Friday, September 24, 2021

The Results of My Own Being

   


 March 15.

It occurs to me this morning that this business of quoting Gurdjieff constantly to one another is diseased.

The more we lean on everything he said, the less we demand of ourselves to understand how things are. In a certain sense, if we follow his own instruction, we should lean on nothing he said; we should reject every bit of it and assume it is ridiculous and wrong until we’ve proven otherwise to ourselves. Even if we conduct a sincere inner investigation and decide one thing he said is true, we must then decide the next thing wasn’t and begin all over again. Even if we decide 90% of what he said was true we must continue to see the other 10% as a skeptic and a cynic, not as a believer.


In this sense, his work is a work against believers and even our own belief itself as it is. 


What the work consists of is conducting an examination from within the results of our own Being.


Since we have already discovered, presumably — unless we are inveterate liars — that the formation of our own being is no easy thing and that we don’t have a clear picture of it from within ourselves, we should already understand that the results of our own being are weak. This should cause us to redouble our efforts. Our efforts can be formed around an increasing understanding of the organic sensation of Being, which is legitimate. Even a glimpse of it reveals the weakness that pervades the rest of what we call ourselves. We must make that organic sensation of our Being permanent.


Ah, that sounds like it should solve everything. 


It’s such a big thing, after all; if I get there, then I am somewhere. Yet in fact that isn’t even true. If I get there, I’ve merely gone from the end of nowhere to the beginning of it. From the beginning of nowhere, maybe I can climb up out of the hole I am in; but at the beginning of nowhere, all I can do is peer “outwards” into somewhere, a place I am entirely unfamiliar with and know, as I discover, almost nothing about. 
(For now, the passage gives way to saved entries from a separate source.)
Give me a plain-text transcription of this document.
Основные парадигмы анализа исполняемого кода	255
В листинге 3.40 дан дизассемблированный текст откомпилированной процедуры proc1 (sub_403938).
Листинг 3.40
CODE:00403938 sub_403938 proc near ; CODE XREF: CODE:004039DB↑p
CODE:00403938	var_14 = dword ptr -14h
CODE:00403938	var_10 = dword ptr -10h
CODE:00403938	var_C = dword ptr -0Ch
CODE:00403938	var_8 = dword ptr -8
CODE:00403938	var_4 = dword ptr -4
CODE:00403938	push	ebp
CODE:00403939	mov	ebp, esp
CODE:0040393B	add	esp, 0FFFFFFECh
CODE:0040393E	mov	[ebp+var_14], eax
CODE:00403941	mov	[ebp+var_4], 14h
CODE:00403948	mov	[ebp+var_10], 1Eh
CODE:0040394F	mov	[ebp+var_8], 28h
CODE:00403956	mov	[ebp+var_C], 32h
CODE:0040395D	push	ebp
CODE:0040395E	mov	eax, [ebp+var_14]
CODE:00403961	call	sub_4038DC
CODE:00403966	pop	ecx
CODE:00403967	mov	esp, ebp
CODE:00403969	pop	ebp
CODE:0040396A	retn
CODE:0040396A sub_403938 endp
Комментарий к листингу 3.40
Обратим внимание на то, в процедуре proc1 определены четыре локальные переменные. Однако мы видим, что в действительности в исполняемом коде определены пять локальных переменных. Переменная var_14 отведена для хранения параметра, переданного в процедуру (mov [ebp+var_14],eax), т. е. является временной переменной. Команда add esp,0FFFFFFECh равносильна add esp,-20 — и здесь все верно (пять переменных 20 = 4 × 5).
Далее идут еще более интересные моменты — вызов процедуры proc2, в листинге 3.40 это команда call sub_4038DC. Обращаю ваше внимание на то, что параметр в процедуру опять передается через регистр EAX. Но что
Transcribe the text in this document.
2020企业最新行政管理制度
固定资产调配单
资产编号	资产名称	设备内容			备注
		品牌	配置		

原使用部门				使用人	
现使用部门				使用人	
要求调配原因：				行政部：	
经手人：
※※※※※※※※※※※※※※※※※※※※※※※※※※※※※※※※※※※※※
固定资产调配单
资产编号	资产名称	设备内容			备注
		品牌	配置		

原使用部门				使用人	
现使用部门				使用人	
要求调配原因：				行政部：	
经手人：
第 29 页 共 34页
Well then — of course I know nothing. One can’t know anything from nowhere.


In this entirely unfamiliar place, all the signposts I established in nowhere are useless. The books I read? Useless. None of them describe the organic sensation of Being. The ideas people have sold me, which I bought like a gullible fool? Useless. 


Those without an understanding of the organic sensation of Being know even less than I, a congenital idiot, know. From the beginning of nowhere, I know I know nothing. They all think they know something; and they can't be convinced otherwise. 


So I'm alone here at the beginning of nowhere. I see that the end of nowhere was the lowest level of hell; and the beginning of nowhere is the highest. Somehow I have to effect passage out of hell and into purgatory. The organic sensation of Being can help me with that; but there is a huge transition necessary within me if I wish to leave hell and enter purgatory.


That transition consists of becoming responsible. In hell, all I ever did was blame others for the fact that I was in hell and refuse to repent for the way that I was. In purgatory, I have to accept my conditions and confess that the punishments I encounter — all of them — are just and deserved. Suddenly I realize they aren't punishments.


They are help.


Fortunately, the tool of the organic sensation of Being helps put me in just such a place. 


Maybe I can become responsible at this threshold of purgatory.


The view from here is quite difficult. All I can see from here to the horizon is suffering. I’ll have to pass through that place in order to go from the end of somewhere to the beginning; and it’s a landscape with no maps, no instruction booklet, no set of classy ethics or those priggish morals I’ve been educated with to guide me.


At the same time, there is an inexorable and lawful ethic and morality to somewhere. I sense this. So I’ll have to learn it. It isn’t in the books or even anywhere else; in fact, even Gurdjieff’s teaching is misleading in this regard, because it is a created thing and what I seek is metaphysical in nature. It hasn’t been created yet in me; and until it is created in me, as far as my own universe is concerned, it doesn’t even exist. In this sense I am an utterly amoral and even immoral creature.


To the extent that I sense any of this, I'm beginning to be attentive to the results of my own Being. Maybe today I can be a bit more honest with myself. Maybe I can see where I am through this faculty of the organic sensation of Being. If this doesn’t remind me of my nothingness, then I don’t understand the organic sensation of Being and I don’t understand the question. The minute that I think I’m already something I’ve taken a step backwards away from the threshold, back into hell.


Perhaps this is too difficult. All the garbage I have swilled throughout the course of my life has made me remarkably unreliable; I change my mind about what I believe every five seconds and I'm far too easily influenced by other people and the things they say. I have little integrity; I have little determination to be as I am. I always want to be something else; and yet it is only by being what I am that I can get from nowhere into a somewhere where I can begin to take responsibility.

May you be well within today.




Lee

Lee van Laer is a Senior Editor at Parabola Magazine.